Studies show that showering, like writing, is only good at night. Showering in the morning feels like suddenly being flung into a tank of piranhas and results in cold, wet hair. Showering at night is a relaxing and transcendental experience that results in life-altering epiphanies and ideas for novels you will not write.
It’s better to wake up and go directly outdoors. It is better to immediately transport yourself to a trail marked by Boy Scouts or a misty apple orchard. It’s definitely better to go to the farmer’s market every possible Wednesday, even though it’s twenty minutes away, even if I’m tired, even if I want to sleep for the rest of my life.
So I drive twenty minutes to the farmer’s market. I park in the parking garage and pay for the parking space like a square. I cut through the bookstore just to be among the books and the people who like to read them. I stop at an ATM and take out cash to pay the farmers.
It’s sunny as I stroll towards the strip of white tents but there’s a cool breeze. The market is populated with pumpkins and tubers. It smells like autumn, dirt, and yeasty bread. I buy delicata squash, purple cauliflower, and honey crisp apples. I buy massive bouquets of rainbow chard that are worthy of fanning Roman emperors. The guys at the burrito stand always wave to me even though I have never once had a burrito there. A toddler spills his handful of tiny green acorns on the pavement and I help him pick them up. He clumsily snatches the acorn from my fingers and nearly takes my hand with him.

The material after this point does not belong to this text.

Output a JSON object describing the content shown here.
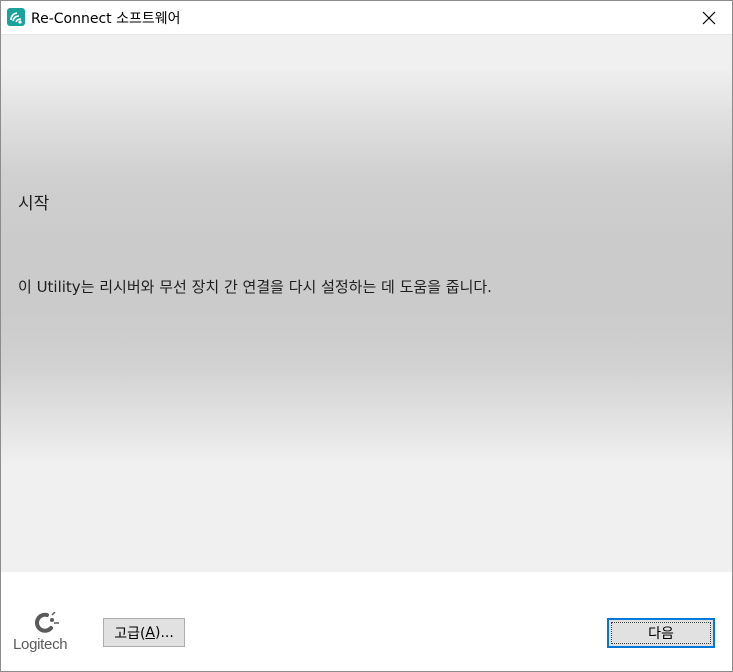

I buy some late-season peaches from the exuberant Amish girl who wears a calico dress with an orange bell pepper pattern. (Sliced open bell peppers look like maniacal mouths.) I talk to her stone-faced brother about the pretty cranberry beans I purchased. Long, thick string beans with burgundy striations, and it turns out you can’t eat the pretty pod.
Then I pick out a bouquet of mums and zinnias. I don’t know how to get it safely to my apartment, so I squeeze the bouquet between my legs as I drive. By the time I get home my car is covered in petals. I brush them off my legs and tell myself that this is one hundred times better than sleeping.